La société civile algérienne scandalisée par les déclarations de Nicolas Sarkozy sur les vertus de la colonisation

Sarkozy scandalise en Algérie

AFP/JOEL SAGET - L'ancien président français Nicolas Sarkozy

Avec la publication de son dernier livre "Le temps des tempêtes", l'ancien président français Nicolas Sarkozy a une nouvelle fois mis le feu aux réseaux sociaux, alimentant l'éternelle controverse entre la France et ses anciennes colonies. La société civile des pays qui ont subi la colonisation de la patrie de Robespierre et de Napoléon a réagi avec indignation à la tentative de banalisation des atrocités commises dans le cadre du processus de colonisation. En particulier en Algérie, où les blessures laissées par 130 ans de colonisation française, dont 7 ans d'une insurrection populaire extrêmement sanglante qui a culminé avec l'indépendance du pays d'Afrique du Nord en 1962, restent encore ouvertes. 

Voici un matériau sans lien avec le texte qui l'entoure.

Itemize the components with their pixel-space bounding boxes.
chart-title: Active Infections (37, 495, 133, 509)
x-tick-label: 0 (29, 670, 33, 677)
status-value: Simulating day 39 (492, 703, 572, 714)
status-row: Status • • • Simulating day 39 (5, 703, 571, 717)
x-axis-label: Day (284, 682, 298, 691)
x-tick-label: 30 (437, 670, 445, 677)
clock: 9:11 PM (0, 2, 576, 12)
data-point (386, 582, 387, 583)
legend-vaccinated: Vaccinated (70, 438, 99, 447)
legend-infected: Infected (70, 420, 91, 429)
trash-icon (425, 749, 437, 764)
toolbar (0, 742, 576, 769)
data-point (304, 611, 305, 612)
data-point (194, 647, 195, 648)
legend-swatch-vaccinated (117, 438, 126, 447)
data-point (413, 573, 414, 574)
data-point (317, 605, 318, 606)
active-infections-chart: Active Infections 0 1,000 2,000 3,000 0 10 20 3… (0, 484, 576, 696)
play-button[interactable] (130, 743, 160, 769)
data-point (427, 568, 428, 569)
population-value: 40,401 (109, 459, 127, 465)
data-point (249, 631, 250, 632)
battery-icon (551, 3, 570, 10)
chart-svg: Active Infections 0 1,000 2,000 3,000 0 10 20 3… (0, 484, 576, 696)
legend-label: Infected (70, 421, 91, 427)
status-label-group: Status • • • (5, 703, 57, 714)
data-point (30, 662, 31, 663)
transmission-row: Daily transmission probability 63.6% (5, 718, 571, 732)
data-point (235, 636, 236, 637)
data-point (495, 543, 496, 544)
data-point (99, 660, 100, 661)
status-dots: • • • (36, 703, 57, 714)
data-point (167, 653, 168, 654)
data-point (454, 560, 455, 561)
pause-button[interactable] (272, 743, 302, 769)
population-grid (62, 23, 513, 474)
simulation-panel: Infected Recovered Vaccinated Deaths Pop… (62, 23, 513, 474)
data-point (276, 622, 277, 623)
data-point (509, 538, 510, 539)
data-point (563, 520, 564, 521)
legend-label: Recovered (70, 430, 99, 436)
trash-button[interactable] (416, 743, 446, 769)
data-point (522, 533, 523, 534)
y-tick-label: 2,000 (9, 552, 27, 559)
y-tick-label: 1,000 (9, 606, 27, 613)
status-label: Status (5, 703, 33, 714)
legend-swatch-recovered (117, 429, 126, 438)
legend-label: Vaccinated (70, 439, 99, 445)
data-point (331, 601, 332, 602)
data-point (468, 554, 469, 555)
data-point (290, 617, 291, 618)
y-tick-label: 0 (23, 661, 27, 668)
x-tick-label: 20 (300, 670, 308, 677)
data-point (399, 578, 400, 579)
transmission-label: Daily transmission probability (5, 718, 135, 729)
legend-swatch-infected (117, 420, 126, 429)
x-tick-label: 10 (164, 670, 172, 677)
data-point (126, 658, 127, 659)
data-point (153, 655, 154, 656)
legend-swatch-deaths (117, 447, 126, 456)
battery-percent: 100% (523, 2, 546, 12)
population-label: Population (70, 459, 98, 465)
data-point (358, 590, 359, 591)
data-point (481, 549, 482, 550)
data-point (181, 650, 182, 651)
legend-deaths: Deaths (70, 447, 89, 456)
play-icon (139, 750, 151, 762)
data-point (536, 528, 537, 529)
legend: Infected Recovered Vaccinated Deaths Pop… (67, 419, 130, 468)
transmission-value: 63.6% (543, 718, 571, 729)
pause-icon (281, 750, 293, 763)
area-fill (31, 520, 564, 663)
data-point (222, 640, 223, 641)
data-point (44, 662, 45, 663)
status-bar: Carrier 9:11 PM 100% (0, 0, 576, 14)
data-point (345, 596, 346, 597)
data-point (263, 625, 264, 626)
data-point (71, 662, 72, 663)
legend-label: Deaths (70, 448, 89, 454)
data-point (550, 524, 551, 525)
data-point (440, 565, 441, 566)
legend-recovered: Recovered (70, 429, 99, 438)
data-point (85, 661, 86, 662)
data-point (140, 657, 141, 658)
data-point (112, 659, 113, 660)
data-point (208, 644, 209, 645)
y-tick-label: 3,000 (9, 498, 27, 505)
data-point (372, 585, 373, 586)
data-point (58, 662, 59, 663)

Nicolas Sarkozy a souhaité répondre directement à l'initiative lancée par l'actuel président français Emmanuel Macron qui, en accord avec son homologue algérien Abdelmayid Tebboun, a décidé de mettre en place une commission bilatérale pour examiner les causes, les méthodes, les formes et les effets de la colonisation. La partie algérienne, dirigée par le directeur du Centre national des archives, Abdelmayid Chikhi, est cependant pessimiste puisque, selon lui, "le phénomène colonial a donné naissance à deux nationalismes opposés, l'impérial et le libérateur" ; deux nationalismes incompatibles. 

Alors que Macron a admis que pendant la colonisation des atrocités ont été commises, décrites par toutes les organisations des droits de l'homme comme des "crimes contre l'humanité", Sarkozy les disqualifie comme telles. L'ancien président français se justifie en affirmant qu'"il y avait des femmes et des hommes qui ont enseigné, soigné et aimé l'Afrique", mais il oublie de se souvenir des exécutions massives, de l'anéantissement de peuples entiers, de la pratique répandue et officielle de la torture physique, et du mépris administratif pour la ségrégation raciste du code indigène et des lois de spoliation des terres. 

Sur la base des statistiques officielles et des graphiques démographiques, le Dr Menouba Benmati Hamani, auteur de plusieurs ouvrages académiques sur "L'impact des lois coloniales sur le territoire", répond sans détour à l'ancien commandant français : "Comment expliquez-vous que la population algérienne soit passée de 4 millions d'habitants en 1830 à 2,1 millions en 1847, soit une diminution de 50% ? Ce n'est que 70 ans plus tard, en 1906, que la population algérienne est de nouveau de 4 millions d'habitants.J'appelle cela un génocide, M. Sarkozy. Fort et clair". 

Sur le plan officiel, l'État algérien, par la voix du président Abdelmayid Tebboun, a été explicite : "La France a cruellement violé le peuple algérien, crimes contre l'humanité. Ces crimes odieux montrent la fausseté de la mission civilisatrice de la colonisation". La réponse présidentielle a été énergique, mais cette fois-ci, elle n'a pas été accompagnée, comme dans un passé récent, d'une véritable campagne médiatique officielle contre l'ancienne métropole exigeant des excuses et des réparations. 

Des voix aussi autorisées que celle de l'avocate Gisele Halimi, récemment décédée, qui se distinguait par sa défense des prisonniers politiques algériens et des membres de la guérilla anticoloniale jugés par les tribunaux français, abondent dans la condamnation de la barbarie coloniale. Pour Halimi, "la justice - un des trois piliers fondamentaux de l'État de droit inauguré par la Révolution française - est devenue un instrument de domination coloniale et, à mon avis, le moyen paroxystique de la répression coloniale. Ainsi, la soi-disant "mission civilisatrice" s'effondre. 

Pendant de nombreuses années, on a cru que les visions réciproques de la colonisation vues de Paris et des capitales des anciennes colonies, Alger, Rabat, Tunis ou Bamako, entraîneraient un changement générationnel ; cependant, l'héritage est si profond qu'il est inévitable de l'aborder conjointement sans omettre aucune des franges collatérales : les harkis algériens qui ont pris le parti français pendant la guerre d'indépendance, le million de pieds-noirs européens qui ont vécu en Algérie et dont la grande majorité a dû quitter le pays, l'émigration algérienne vers la France, les résidus des expropriations et des vendredis coloniaux mobiliers et immobiliers en Algérie, et les innombrables traités et conventions, dont beaucoup sont encore secrets aujourd'hui, qui ont lié la France à l'ancienne colonie après l'indépendance en 1962. Les propos de Sarkozy, loin d'ouvrir la voie à la compréhension, risquent de provoquer des réactions virulentes qui échappent au contrôle des autorités des deux pays.